According to Hill, Morocco recently attracted $5.6bn (R96.5bn) investment from China for the construction of an EV factory. He cited investments of R1bn and R15bn in Egypt and Kenya, respectively, to establish tyre manufacturing plants. Neale contrasted this with the loss of South Africa’s Goodyear tyre plant, which left 900 workers in Kariega unemployed, ending a 78-year run.

The Ford president said the new energy vehicle (NEV) roadmap was not moving despite promises from President Cyril Ramaphosa.

“Consider a country like Ethiopia, which has over 100,000 EVs on its roads, versus just over 4,000 in SA — a turnaround requires urgency and deliberate action in a short space of time.”

Gqeberha is home to manufacturers such as VW, Mercedes-Benz, Isuzu and Ford, and an extensive component manufacturing supply chain.

Naamsa president and Isuzu SA CEO Billy Tom said service delivery remained a major impediment to the sector’s growth.

“At municipal level we battle to get officials to understand challenges. For instance, down the road that runs 1km from this venue we have a vehicle storage facility — the robot never works and I worry about accidents. We had to physically connect electricity to our premises to ensure the robots work,” he said.

Tom said the first half of 2025 showed the resilience of South Africa’s vehicle market, which registered a 3% increase in vehicle exports despite the 25,000-unit loss as a result of tariffs imposed by US President Donald Trump.

The Mercedes-Benz plant in East London was hard hit by the tariffs, with the US market being a key destination for its sole product, the C-Class. Newly-appointed co-CEO Abey Kgotle said the company continues to evaluate its options, but no decision has yet been taken around the future of the facility, which has been in operation since 1958.

Toyota SA CEO Andrew Kirby called for a revision of the taxes applying to cars built locally to stimulate the market and stave off cheaper Chinese contenders.
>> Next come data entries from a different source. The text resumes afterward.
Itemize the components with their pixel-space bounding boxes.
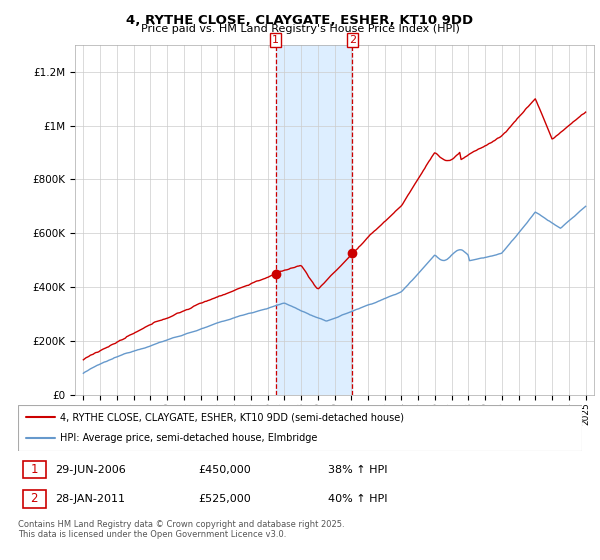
- Bar: [23, 491, 46, 507]
- Bar: [276, 45, 352, 395]
- Text: 38% ↑ HPI: 38% ↑ HPI: [328, 465, 388, 475]
- Text: 2: 2: [349, 35, 356, 45]
- Text: £450,000: £450,000: [199, 465, 251, 475]
- Text: 2: 2: [31, 492, 38, 506]
- Text: 28-JAN-2011: 28-JAN-2011: [55, 494, 125, 504]
- Text: 1: 1: [272, 35, 279, 45]
- Text: £525,000: £525,000: [199, 494, 251, 504]
- Text: Price paid vs. HM Land Registry's House Price Index (HPI): Price paid vs. HM Land Registry's House …: [140, 24, 460, 34]
- Bar: [23, 461, 46, 478]
- Text: 40% ↑ HPI: 40% ↑ HPI: [328, 494, 388, 504]
- Text: 4, RYTHE CLOSE, CLAYGATE, ESHER, KT10 9DD (semi-detached house): 4, RYTHE CLOSE, CLAYGATE, ESHER, KT10 9D…: [60, 412, 404, 422]
- Text: Contains HM Land Registry data © Crown copyright and database right 2025.
This d: Contains HM Land Registry data © Crown c…: [18, 520, 344, 539]
- Text: HPI: Average price, semi-detached house, Elmbridge: HPI: Average price, semi-detached house,…: [60, 433, 317, 444]
- Text: 29-JUN-2006: 29-JUN-2006: [55, 465, 125, 475]
- Text: 1: 1: [31, 463, 38, 477]
- Text: 4, RYTHE CLOSE, CLAYGATE, ESHER, KT10 9DD: 4, RYTHE CLOSE, CLAYGATE, ESHER, KT10 9D…: [127, 14, 473, 27]
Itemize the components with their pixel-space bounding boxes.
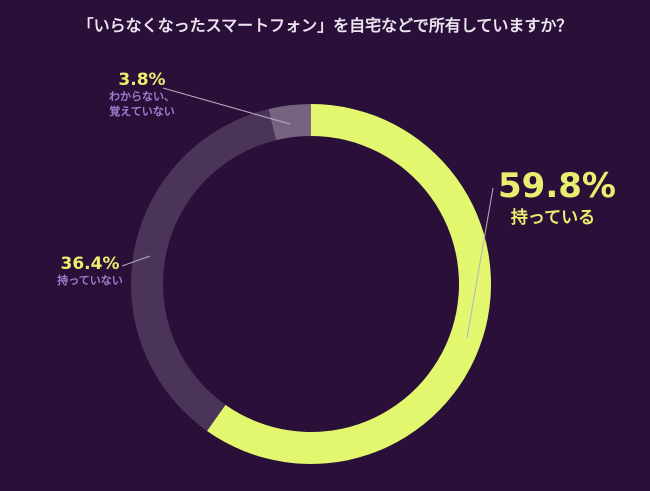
value-label: 59.8% bbox=[498, 166, 616, 206]
value-label: 36.4% bbox=[60, 254, 120, 274]
donut-segment bbox=[268, 104, 311, 141]
category-label: 持っていない bbox=[57, 274, 123, 288]
chart-title: 「いらなくなったスマートフォン」を自宅などで所有していますか？ bbox=[77, 16, 573, 35]
donut-segment bbox=[131, 109, 276, 431]
leader-line bbox=[466, 187, 494, 339]
value-label: 3.8% bbox=[118, 70, 166, 90]
leader-line bbox=[162, 87, 291, 125]
leader-line bbox=[121, 255, 151, 267]
donut-segment bbox=[207, 104, 491, 464]
category-label: わからない、 覚えていない bbox=[109, 90, 175, 118]
category-label: 持っている bbox=[510, 207, 596, 228]
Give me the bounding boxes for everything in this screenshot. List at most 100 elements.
BMW SA CEO Peter van Binsbergen noted that South Africa now accounts for over half of the continent’s automotive production, with Germany, the UK and France being the top three destinations for exports. With the looming EU and UK market bans on internal combustion engine (ICE) vehicles, Van Binsbergen believes Africa has the potential to become a key player in the global EV value chain due to its abundance of mineral resources.

Thato Magasa, CEO of Mitsubishi and Tata under the Motus banner, remarked that new car buyers in South Africa were overwhelmed with choice, as there are as many as 50 passenger car brands and more than 2,200 model derivatives available.

Toyota SA CEO Andrew Kirby called for a revision of the taxes applying to cars built locally to stimulate the market and stave off cheaper Chinese contenders.

“Luxury tax of ad valorem made sense in 1995, but we are now taxing lower-end vehicles as if they were premium products,” he said. Kirby believes the new domestic vehicle market, which accounts for just under 600,000 unit sales a year, has the potential to grow beyond 700,000 units.

“A big gap lies in local supply, in 2024 we talked about 412,000 locally-produced vehicles ― we achieved a fraction of that, at 180,000 units.”

Kirby said 2024’s export performance was remarkable under the circumstances, tallying 387,000 units, close to the prediction of 432,000. He said the motor industry needed to diversify export destinations beyond the EU and UK.

“We don’t want to be relegated to being a conventional ICE manufacturing base; it might be fine for the next five years, but it will prove disastrous in the coming decade.”

Numsa general secretary Irvin Jim called on the government to protect the domestic market, blasting Chinese importers for the flood of cheaper components and vehicles.

He said that in 2018 Chinese and Indian imports accounted for less than 1% of the market, a figure that has risen to 26%.

“We need to claw back the market, foreign brands must set up plants in South Africa and localise. Local content in vehicle production is going backwards, to date over 12 component plants have shut down.”